Who Is Pancho Villa?
Born Doroteo Arango in San Juan del Río, Durango, in 1877 (1879 according to some sources), the man most of the world knew as Pancho Villa spent much of his life in Durango until, at age 16, he killed a man who had raped his younger sister. Little record exists of the next four or five years of his life, during which time he changed his name to Francisco Villa to evade the law. By the time he was 20, Villa Hada moved northward to Chihuahua, working on and off as a miner in Parral while selling stolen cattle in Chihuahua (official government biographies list his occupation then as “wholesale meat-seller”). In 1899 he returned to mining, this time in Santa Eulalia near Chihuahua, but he soon tired of the laborer’s life and added bank robbery to cattle rustling and murder on the list of crimes for which he was wanted by the Díaz government.
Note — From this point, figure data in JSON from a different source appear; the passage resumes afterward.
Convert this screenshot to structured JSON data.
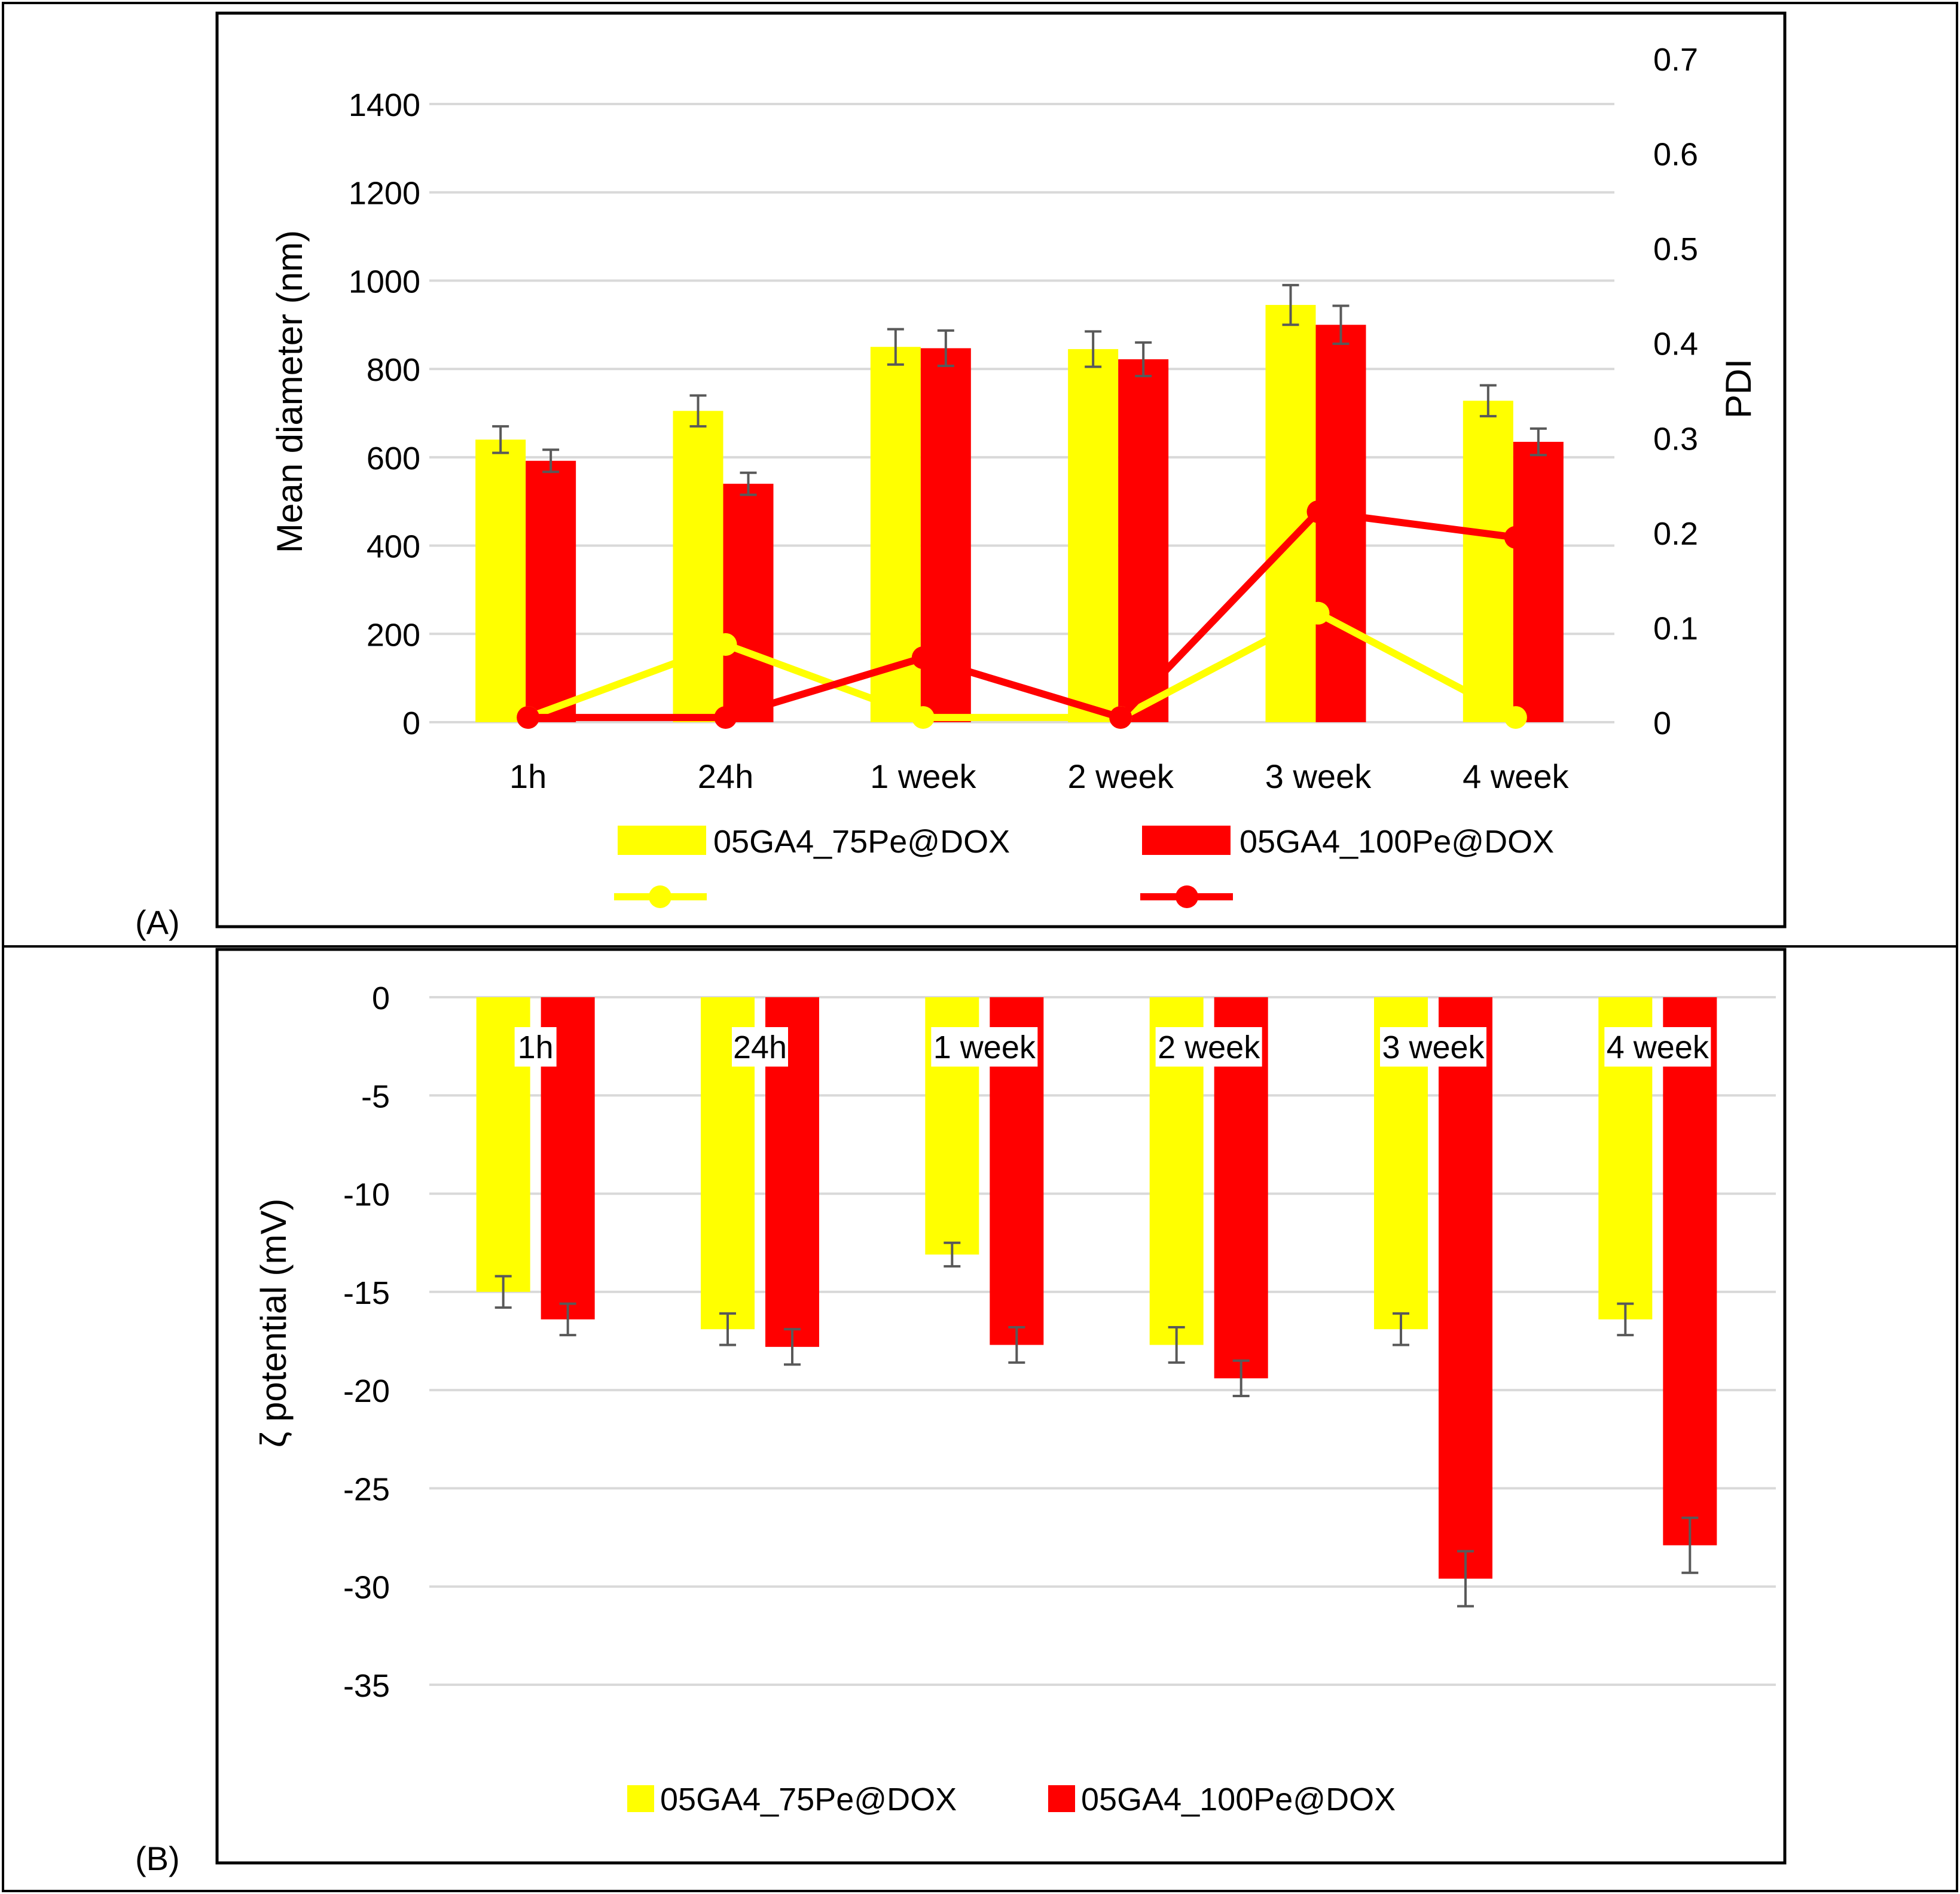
{
  "figure": {
    "panel_a_label": "(A)",
    "panel_b_label": "(B)"
  },
  "colors": {
    "yellow": "#FFFF00",
    "red": "#FF0000",
    "grid": "#D9D9D9",
    "error_bar": "#595959",
    "text": "#000000"
  },
  "chart_data": [
    {
      "id": "A",
      "type": "bar",
      "title": "",
      "categories": [
        "1h",
        "24h",
        "1 week",
        "2 week",
        "3 week",
        "4 week"
      ],
      "ylabel": "Mean  diameter  (nm)",
      "ylim": [
        0,
        1400
      ],
      "yticks": [
        0,
        200,
        400,
        600,
        800,
        1000,
        1200,
        1400
      ],
      "y2label": "PDI",
      "y2lim": [
        0,
        0.7
      ],
      "y2ticks": [
        "0",
        "0.1",
        "0.2",
        "0.3",
        "0.4",
        "0.5",
        "0.6",
        "0.7"
      ],
      "grid": true,
      "series": [
        {
          "name": "05GA4_75Pe@DOX",
          "color": "#FFFF00",
          "values": [
            640,
            705,
            850,
            845,
            945,
            728
          ],
          "errors": [
            30,
            35,
            40,
            40,
            45,
            35
          ]
        },
        {
          "name": "05GA4_100Pe@DOX",
          "color": "#FF0000",
          "values": [
            592,
            540,
            847,
            822,
            900,
            635
          ],
          "errors": [
            25,
            25,
            40,
            38,
            43,
            30
          ]
        }
      ],
      "line_series": [
        {
          "name": "",
          "axis": "secondary",
          "color": "#FFFF00",
          "values": [
            0.005,
            0.082,
            0.005,
            0.005,
            0.115,
            0.005
          ]
        },
        {
          "name": "",
          "axis": "secondary",
          "color": "#FF0000",
          "values": [
            0.005,
            0.005,
            0.068,
            0.005,
            0.222,
            0.195
          ]
        }
      ],
      "legend": "bottom"
    },
    {
      "id": "B",
      "type": "bar",
      "title": "",
      "categories": [
        "1h",
        "24h",
        "1 week",
        "2 week",
        "3 week",
        "4 week"
      ],
      "category_labels_position": "inside-top",
      "ylabel": "ζ potential (mV)",
      "ylim": [
        -35,
        0
      ],
      "yticks": [
        0,
        -5,
        -10,
        -15,
        -20,
        -25,
        -30,
        -35
      ],
      "grid": true,
      "series": [
        {
          "name": "05GA4_75Pe@DOX",
          "color": "#FFFF00",
          "values": [
            -15.0,
            -16.9,
            -13.1,
            -17.7,
            -16.9,
            -16.4
          ],
          "errors": [
            0.8,
            0.8,
            0.6,
            0.9,
            0.8,
            0.8
          ]
        },
        {
          "name": "05GA4_100Pe@DOX",
          "color": "#FF0000",
          "values": [
            -16.4,
            -17.8,
            -17.7,
            -19.4,
            -29.6,
            -27.9
          ],
          "errors": [
            0.8,
            0.9,
            0.9,
            0.9,
            1.4,
            1.4
          ]
        }
      ],
      "legend": "bottom"
    }
  ]
}
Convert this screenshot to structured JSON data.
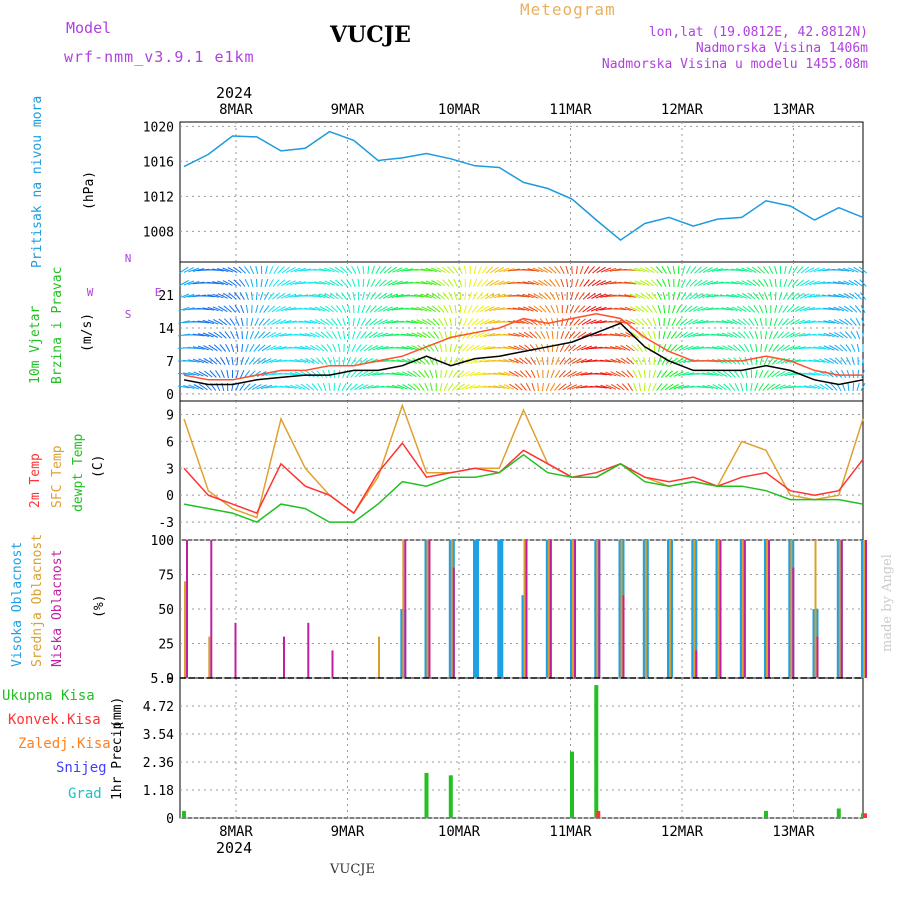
{
  "header": {
    "model_label": "Model",
    "model_value": "wrf-nmm_v3.9.1 e1km",
    "station": "VUCJE",
    "meteogram": "Meteogram",
    "lonlat": "lon,lat (19.0812E, 42.8812N)",
    "elevation": "Nadmorska Visina 1406m",
    "model_elevation": "Nadmorska Visina u modelu 1455.08m",
    "year_top": "2024",
    "year_bottom": "2024",
    "footer_station": "VUCJE",
    "credit": "made by Angel"
  },
  "time_axis": {
    "date_labels": [
      "8MAR",
      "9MAR",
      "10MAR",
      "11MAR",
      "12MAR",
      "13MAR"
    ]
  },
  "panel_labels": {
    "pressure": {
      "title": "Pritisak na nivou mora",
      "unit": "(hPa)"
    },
    "wind": {
      "line1": "10m Vjetar",
      "line2": "Brzina i Pravac",
      "unit": "(m/s)",
      "compass": {
        "n": "N",
        "s": "S",
        "e": "E",
        "w": "W"
      }
    },
    "temp": {
      "t2m": "2m Temp",
      "sfc": "SFC Temp",
      "dew": "dewpt Temp",
      "unit": "(C)"
    },
    "cloud": {
      "high": "Visoka Oblacnost",
      "mid": "Srednja Oblacnost",
      "low": "Niska Oblacnost",
      "unit": "(%)"
    },
    "precip": {
      "title": "1hr Precip",
      "unit": "(mm)",
      "legend": [
        "Ukupna Kisa",
        "Konvek.Kisa",
        "Zaledj.Kisa",
        "Snijeg",
        "Grad"
      ]
    }
  },
  "colors": {
    "pressure": "#1e9bdf",
    "t2m": "#ff3333",
    "sfc": "#e0a030",
    "dew": "#22c022",
    "high_cloud": "#1ea0e6",
    "mid_cloud": "#d8a030",
    "low_cloud": "#c020a0",
    "rain": "#22c022",
    "conv": "#ff3333",
    "frz": "#ff8020",
    "snow": "#4040ff",
    "grad": "#20c0c0",
    "wind_avg": "#000000",
    "wind_gust": "#ff5030",
    "model_label": "#b040e0",
    "meteogram": "#e8b060"
  },
  "chart_data": [
    {
      "type": "line",
      "title": "Pritisak na nivou mora",
      "ylabel": "(hPa)",
      "yticks": [
        1008,
        1012,
        1016,
        1020
      ],
      "ylim": [
        1004.5,
        1020.5
      ],
      "x": [
        0,
        6,
        12,
        18,
        24,
        30,
        36,
        42,
        48,
        54,
        60,
        66,
        72,
        78,
        84,
        90,
        96,
        102,
        108,
        114,
        120,
        126,
        132,
        138,
        144,
        150,
        156,
        162,
        168
      ],
      "series": [
        {
          "values": [
            1015.4,
            1016.8,
            1018.9,
            1018.8,
            1017.2,
            1017.5,
            1019.4,
            1018.4,
            1016.1,
            1016.4,
            1016.9,
            1016.3,
            1015.5,
            1015.3,
            1013.6,
            1012.9,
            1011.7,
            1009.3,
            1007.0,
            1008.9,
            1009.6,
            1008.6,
            1009.4,
            1009.6,
            1011.5,
            1010.9,
            1009.3,
            1010.7,
            1009.6
          ]
        }
      ]
    },
    {
      "type": "line",
      "title": "10m Vjetar Brzina i Pravac",
      "ylabel": "(m/s)",
      "yticks": [
        0,
        7,
        14,
        21
      ],
      "ylim": [
        -1.5,
        28
      ],
      "x": [
        0,
        6,
        12,
        18,
        24,
        30,
        36,
        42,
        48,
        54,
        60,
        66,
        72,
        78,
        84,
        90,
        96,
        102,
        108,
        114,
        120,
        126,
        132,
        138,
        144,
        150,
        156,
        162,
        168
      ],
      "series": [
        {
          "values": [
            3,
            2,
            2,
            3,
            3.5,
            4,
            4,
            5,
            5,
            6,
            8,
            6,
            7.5,
            8,
            9,
            10,
            11,
            13,
            15,
            10,
            7,
            5,
            5,
            5,
            6,
            5,
            3,
            2,
            3
          ]
        },
        {
          "values": [
            4,
            3,
            3,
            4,
            5,
            5,
            6,
            6,
            7,
            8,
            10,
            12,
            13,
            14,
            16,
            15,
            16,
            17,
            16,
            12,
            9,
            7,
            7,
            7,
            8,
            7,
            5,
            4,
            4
          ]
        }
      ]
    },
    {
      "type": "line",
      "title": "2m Temp / SFC Temp / dewpt Temp",
      "ylabel": "(C)",
      "yticks": [
        -3,
        0,
        3,
        6,
        9
      ],
      "ylim": [
        -5,
        10.5
      ],
      "x": [
        0,
        6,
        12,
        18,
        24,
        30,
        36,
        42,
        48,
        54,
        60,
        66,
        72,
        78,
        84,
        90,
        96,
        102,
        108,
        114,
        120,
        126,
        132,
        138,
        144,
        150,
        156,
        162,
        168
      ],
      "series": [
        {
          "name": "2m Temp",
          "values": [
            3,
            0,
            -1,
            -2,
            3.5,
            1,
            0,
            -2,
            2.5,
            5.8,
            2,
            2.5,
            3,
            2.5,
            5,
            3.5,
            2,
            2.5,
            3.5,
            2,
            1.5,
            2,
            1,
            2,
            2.5,
            0.5,
            0,
            0.5,
            4
          ]
        },
        {
          "name": "SFC Temp",
          "values": [
            8.5,
            0.5,
            -1.5,
            -2.5,
            8.5,
            3,
            0,
            -2,
            2,
            10,
            2.5,
            2.5,
            3,
            3,
            9.5,
            3.5,
            2,
            2,
            3.5,
            2,
            1,
            1.5,
            1,
            6,
            5,
            0,
            -0.5,
            0,
            8.5
          ]
        },
        {
          "name": "dewpt Temp",
          "values": [
            -1,
            -1.5,
            -2,
            -3,
            -1,
            -1.5,
            -3,
            -3,
            -1,
            1.5,
            1,
            2,
            2,
            2.5,
            4.5,
            2.5,
            2,
            2,
            3.5,
            1.5,
            1,
            1.5,
            1,
            1,
            0.5,
            -0.5,
            -0.5,
            -0.5,
            -1
          ]
        }
      ]
    },
    {
      "type": "bar",
      "title": "Visoka / Srednja / Niska Oblacnost",
      "ylabel": "(%)",
      "yticks": [
        0,
        25,
        50,
        75,
        100
      ],
      "ylim": [
        0,
        100
      ],
      "x": [
        0,
        6,
        12,
        18,
        24,
        30,
        36,
        42,
        48,
        54,
        60,
        66,
        72,
        78,
        84,
        90,
        96,
        102,
        108,
        114,
        120,
        126,
        132,
        138,
        144,
        150,
        156,
        162,
        168
      ],
      "series": [
        {
          "name": "Visoka Oblacnost",
          "values": [
            0,
            0,
            0,
            0,
            0,
            0,
            0,
            0,
            0,
            50,
            100,
            100,
            100,
            100,
            60,
            100,
            100,
            100,
            100,
            100,
            100,
            100,
            100,
            100,
            100,
            100,
            50,
            100,
            100
          ]
        },
        {
          "name": "Srednja Oblacnost",
          "values": [
            70,
            30,
            0,
            0,
            0,
            0,
            0,
            0,
            30,
            100,
            100,
            100,
            0,
            0,
            100,
            100,
            100,
            100,
            100,
            100,
            100,
            100,
            100,
            100,
            100,
            100,
            100,
            100,
            100
          ]
        },
        {
          "name": "Niska Oblacnost",
          "values": [
            100,
            100,
            40,
            0,
            30,
            40,
            20,
            0,
            0,
            100,
            100,
            80,
            0,
            0,
            100,
            100,
            100,
            100,
            60,
            0,
            0,
            20,
            100,
            100,
            100,
            80,
            30,
            100,
            100
          ]
        }
      ]
    },
    {
      "type": "bar",
      "title": "1hr Precip",
      "ylabel": "(mm)",
      "yticks": [
        0,
        1.18,
        2.36,
        3.54,
        4.72,
        5.9
      ],
      "ylim": [
        0,
        5.9
      ],
      "x": [
        0,
        6,
        12,
        18,
        24,
        30,
        36,
        42,
        48,
        54,
        60,
        66,
        72,
        78,
        84,
        90,
        96,
        102,
        108,
        114,
        120,
        126,
        132,
        138,
        144,
        150,
        156,
        162,
        168
      ],
      "series": [
        {
          "name": "Ukupna Kisa",
          "values": [
            0.3,
            0,
            0,
            0,
            0,
            0,
            0,
            0,
            0,
            0,
            1.9,
            1.8,
            0,
            0,
            0,
            0,
            2.8,
            5.6,
            0,
            0,
            0,
            0,
            0,
            0,
            0.3,
            0,
            0,
            0.4,
            0.2
          ]
        },
        {
          "name": "Konvek.Kisa",
          "values": [
            0,
            0,
            0,
            0,
            0,
            0,
            0,
            0,
            0,
            0,
            0,
            0,
            0,
            0,
            0,
            0,
            0,
            0.3,
            0,
            0,
            0,
            0,
            0,
            0,
            0,
            0,
            0,
            0,
            0.2
          ]
        },
        {
          "name": "Zaledj.Kisa",
          "values": [
            0,
            0,
            0,
            0,
            0,
            0,
            0,
            0,
            0,
            0,
            0,
            0,
            0,
            0,
            0,
            0,
            0,
            0,
            0,
            0,
            0,
            0,
            0,
            0,
            0,
            0,
            0,
            0,
            0
          ]
        },
        {
          "name": "Snijeg",
          "values": [
            0,
            0,
            0,
            0,
            0,
            0,
            0,
            0,
            0,
            0,
            0,
            0,
            0,
            0,
            0,
            0,
            0,
            0,
            0,
            0,
            0,
            0,
            0,
            0,
            0,
            0,
            0,
            0,
            0
          ]
        },
        {
          "name": "Grad",
          "values": [
            0,
            0,
            0,
            0,
            0,
            0,
            0,
            0,
            0,
            0,
            0,
            0,
            0,
            0,
            0,
            0,
            0,
            0,
            0,
            0,
            0,
            0,
            0,
            0,
            0,
            0,
            0,
            0,
            0
          ]
        }
      ]
    }
  ]
}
Villa’s Robin Hood story began after he established himself and his bandit followers in the sierras in 1900. Officially, the years 1900-09 are “unaccounted for,” but it was during this period that he became a legendary hero to the poor for skillfully evading the Porfiriato’s oppressive rurales. In 1910 Villa and his men came down from the hills to join Francisco I. Madero’s revolutionary forces, thereby making a historical transition from bandidos to revolucionarios. The charismatic figure was able to recruit an army of thousands, including a substantial number of Americans, some of whom were made captains in the División del Norte. Villa even created one squadron made up entirely of Americans under the leadership of Capt. Tracy Richardson, a man who apparently fought with many different insurgent armies around the world at that time.
Following Madero’s short-lived victory and assassination, Villa remained in command of his División del Norte army in resistance–along with Coahuila’s Venustiano Carranza and Sonora’s Alvaro Obregón–against the 1913-14 Victoriano Huerta dictatorship. Around this time Villa also became something of a folk hero in the U.S, and Hollywood filmmakers as well as U.S. newspaper photographers flocked to Northern Mexico to record his battle exploits–many of which were staged for the benefit of the cameras.
Villa’s forces were based in Chihuahua, where Villa ruled over northern Mexico like a medieval warlord. Villa financed his army by stealing from the endless cattle herds in northern Mexico and selling beeves north of the border, where he found plenty of U.S. merchants willing to sell him guns and ammunition. Faced with a stagnant economy, he issued his own money; if merchants refused to take it, they risked being shot. Executions, which Villa often ordered on a whim, were usually left to his friend Rodolfo Fierro, best known by his nickname “El Carnicero” (“the Butcher”). In true Robin Hood style, he broke up the vast land holdings of local hacendados and parceled them out to the widows and orphans of his fallen soldiers.
During fiestas the mustachioed legend would dance all night with female camp followers, although he didn’t drink. When Emiliano Zapata insisted Villa join him in a toast when their two armies met outside Mexico City in December 1914, Villa gagged on a swig of brandy. He was an avid swimmer and would run to stay in shape. According to one of Villa’s last surviving widows, he officially married 26 times.
A split among the revolutionary leaders soon pitted Villa against Obregón and Carranza. When the U.S. government came out openly in support of the Carranza presidency, Villa retaliated by raiding U.S border towns, most notably Columbus, New Mexico. On the U.S. side of the border, Villa’s image plummeted while many in Mexico saw Villa as an avenger of decades of yanqui oppression. Despite his popularity, the combined forces of Carranza and Obregón defeated the Villistas in one battle after another After two U.S. Army “punitive expeditions” into Mexico in 1916 and 1919 failed to route Villa, the Mexican government accepted his surrender and retired Villa on a general’s salary to Canutillo, Durango. In 1923 he was assassinated while returning from bank business in Parral, Chihuahua.
Today Villa is remembered with pride by most Mexicans for having led the most important military campaigns of the constitutionalist revolution, in which his troops were victorious as far south as Zacatecas and Mexico City, east as far as Tampico, and west as far as Casas Grandes. Because of Villa’s Columbus escapade and subsequent evasion of U.S. troops, he is also often cited as the only foreign military personage ever to have “successfully” invaded continental U.S. territory. When speaking with Mexicans–especially norteños–about Villa, don’t underestimate the respect his name still garners in Mexico.